İki temel mesele var. Bir tanesi Türkiye sermayesi kriz ortamında kendisine yeni ekonomik kaynaklar ararken Venezuela’yı buldu. Dünyada kaç havayolu şirketi Karakas’a uçuyor diye bir bakarsanız anlarsınız meselenin önemini. Venezuela açısından da Türkiye ile ekonomik ilişki büyük olanak. Değerli maden, inşaat, enerji… Ancak sadece bu değil. Erdoğan ABD’nin istediği anda hükümet değiştirebilme yeteneğini korumasını istemiyor. Bunun ne anlama gelebileceğini 2016’daki darbe girişiminde gördü. Kendisi de ABD marifetiyle ya da desteğiyle iktidara gelen bir siyasetçi için ilginç bir durum. Ancak bir konunun altını çizmek gerekiyor. AKP destekliyor diye Venezuela’daki iktidarı sorgulamak, ona karşı çıkmak kadar saçma bir şey olamaz. Nedenlerinden bağımsız olarak Erdoğan’ın Maduro’yu desteklemesi, NATO ittifakının blok davranmasını engellemiştir, iyi bir şeydir. Arkasından Çipras da benzer bir yaklaşım sergilemiştir. İki NATO üyesinden çatlak ses. Daha çok çatlasınlar… 

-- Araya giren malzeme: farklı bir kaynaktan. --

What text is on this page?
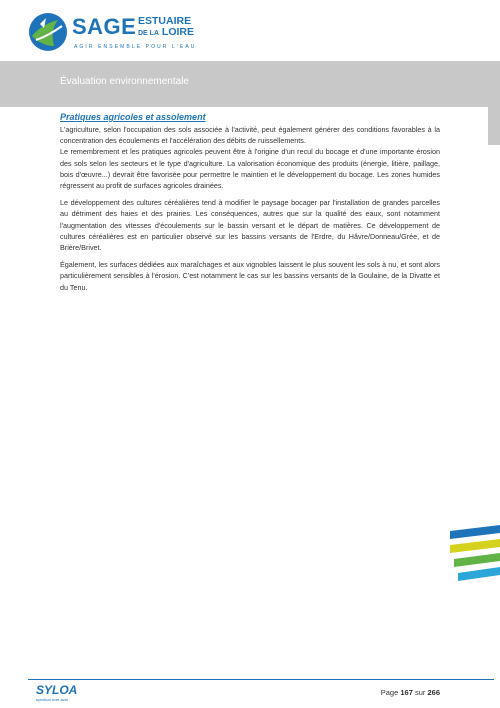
SAGE ESTUAIRE
DE LA LOIRE
AGIR ENSEMBLE POUR L'EAU
Évaluation environnementale
Pratiques agricoles et assolement

L'agriculture, selon l'occupation des sols associée à l'activité, peut également générer des conditions favorables à la concentration des écoulements et l'accélération des débits de ruissellements.

Le remembrement et les pratiques agricoles peuvent être à l'origine d'un recul du bocage et d'une importante érosion des sols selon les secteurs et le type d'agriculture. La valorisation économique des produits (énergie, litière, paillage, bois d'œuvre...) devrait être favorisée pour permettre le maintien et le développement du bocage. Les zones humides régressent au profit de surfaces agricoles drainées.

Le développement des cultures céréalières tend à modifier le paysage bocager par l'installation de grandes parcelles au détriment des haies et des prairies. Les conséquences, autres que sur la qualité des eaux, sont notamment l'augmentation des vitesses d'écoulements sur le bassin versant et le départ de matières. Ce développement de cultures céréalières est en particulier observé sur les bassins versants de l'Erdre, du Hâvre/Donneau/Grée, et de Brière/Brivet.

Également, les surfaces dédiées aux maraîchages et aux vignobles laissent le plus souvent les sols à nu, et sont alors particulièrement sensibles à l'érosion. C'est notamment le cas sur les bassins versants de la Goulaine, de la Divatte et du Tenu.

SYLOA
syndicat loire aval
Page 167 sur 266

____________________________________________________________ 
2016’daki darbe girişimi ile Venezuela’daki gelişmeler arasında bir benzerlik mi var?

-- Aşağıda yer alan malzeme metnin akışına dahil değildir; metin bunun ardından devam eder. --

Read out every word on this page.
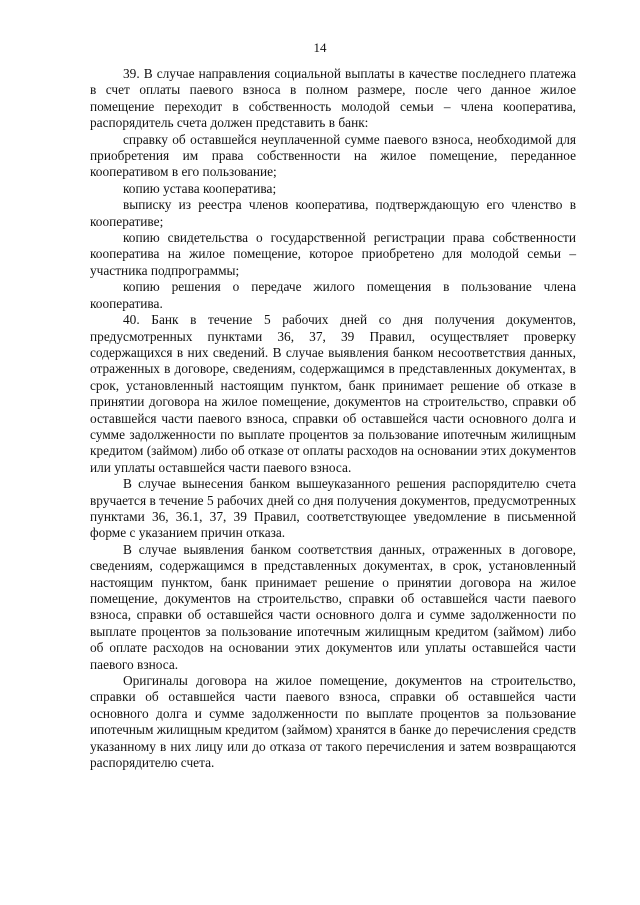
14

39. В случае направления социальной выплаты в качестве последнего платежа в счет оплаты паевого взноса в полном размере, после чего данное жилое помещение переходит в собственность молодой семьи – члена кооператива, распорядитель счета должен представить в банк:

справку об оставшейся неуплаченной сумме паевого взноса, необходимой для приобретения им права собственности на жилое помещение, переданное кооперативом в его пользование;

копию устава кооператива;

выписку из реестра членов кооператива, подтверждающую его членство в кооперативе;

копию свидетельства о государственной регистрации права собственности кооператива на жилое помещение, которое приобретено для молодой семьи – участника подпрограммы;

копию решения о передаче жилого помещения в пользование члена кооператива.

40. Банк в течение 5 рабочих дней со дня получения документов, предусмотренных пунктами 36, 37, 39 Правил, осуществляет проверку содержащихся в них сведений. В случае выявления банком несоответствия данных, отраженных в договоре, сведениям, содержащимся в представленных документах, в срок, установленный настоящим пунктом, банк принимает решение об отказе в принятии договора на жилое помещение, документов на строительство, справки об оставшейся части паевого взноса, справки об оставшейся части основного долга и сумме задолженности по выплате процентов за пользование ипотечным жилищным кредитом (займом) либо об отказе от оплаты расходов на основании этих документов или уплаты оставшейся части паевого взноса.

В случае вынесения банком вышеуказанного решения распорядителю счета вручается в течение 5 рабочих дней со дня получения документов, предусмотренных пунктами 36, 36.1, 37, 39 Правил, соответствующее уведомление в письменной форме с указанием причин отказа.

В случае выявления банком соответствия данных, отраженных в договоре, сведениям, содержащимся в представленных документах, в срок, установленный настоящим пунктом, банк принимает решение о принятии договора на жилое помещение, документов на строительство, справки об оставшейся части паевого взноса, справки об оставшейся части основного долга и сумме задолженности по выплате процентов за пользование ипотечным жилищным кредитом (займом) либо об оплате расходов на основании этих документов или уплаты оставшейся части паевого взноса.

Оригиналы договора на жилое помещение, документов на строительство, справки об оставшейся части паевого взноса, справки об оставшейся части основного долга и сумме задолженности по выплате процентов за пользование ипотечным жилищным кредитом (займом) хранятся в банке до перечисления средств указанному в них лицу или до отказа от такого перечисления и затем возвращаются распорядителю счета.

Bazı açılardan evet. 2016’daki darbe girişiminin arkasında ABD yönetiminin bir kanadı vardı ve bu darbe girişimi Fethullah Gülen’e ihale edilmişti. TKP bunu o anda da söylemişti. Önceden haberi vardı, şuydu buydu, bunlar ayrıntı bir noktadan sonra. Amerikancı bir girişimdir 15 Temmuz. “ABD Erdoğan’a neden darbe yapsın ki” sorusu şaka gibi. Demirel Türkiye’de sermayenin ve ABD’nin en güvenilir siyasetçilerinden biriydi, iki kez Amerikancılığı hiç tartışılamayacak askeri darbelerle devrildi. 15 Temmuz günü Erdoğan’ın kendi kendine darbe yaptığını iddia edenler, bugün de ABD ile yaşanan sorunların tamamıyla “şike” olduğunu düşünüyordur herhalde. Bunların emperyalizm içi çelişkilerden, şu anda yaşanmakta olan krizin boyutlarından haberi olmasa gerek. Dahası AKP’nin hükümet ettiği ülkede sermaye sınıfının sadece zayıflıklarına bakıyorlar; iştahlı, ihtiraslı, sürekli yeni olanaklar peşinde koşan, bayağı semirmiş, rekabet gücü ve manevra yeteneği kazanmış bir kapitalist sınıfımız var. Çok net olunmalı. Türkiye’ye dönük her tür emperyalist müdahale ve projenin karşısındayız. Özgürlük, demokrasi, barış, çözüm kılığında ABD’nin, AB’nin müdahalelerinin tamamı halkımıza saldırı anlamına gelir. Bu saldırılara karşı koymazsak, yarın aynı hükümet ya da bir başkası ABD ile “stratejik ortaklığa” vurgu yaptığında ne hakla itiraz edeceğiz? Bu aynı zamanda bugünkü siyasi iktidara, Türkiye’de sınıf diktatörlüğünün icracısı olan hükümete de büyük bir fırsat sunmakta ve “dış düşman” edebiyatı ile kendi gerici ve piyasacı yönünü gizleyebilmektedir. Türkiye solu, anti-emperyalist geleneklerine sonuna kadar sahip çıkmalıdır. Kurtuluş içeridedir, Türkiye’nin emekçi halkının ayağa kalkmasındadır. Bugün 98 yıl öncesinde katledilen 15 yoldaşımızı anarken TKP olarak sözümüz budur: 

Kahrolsun emperyalizm, kahrolsun sömürü düzeni!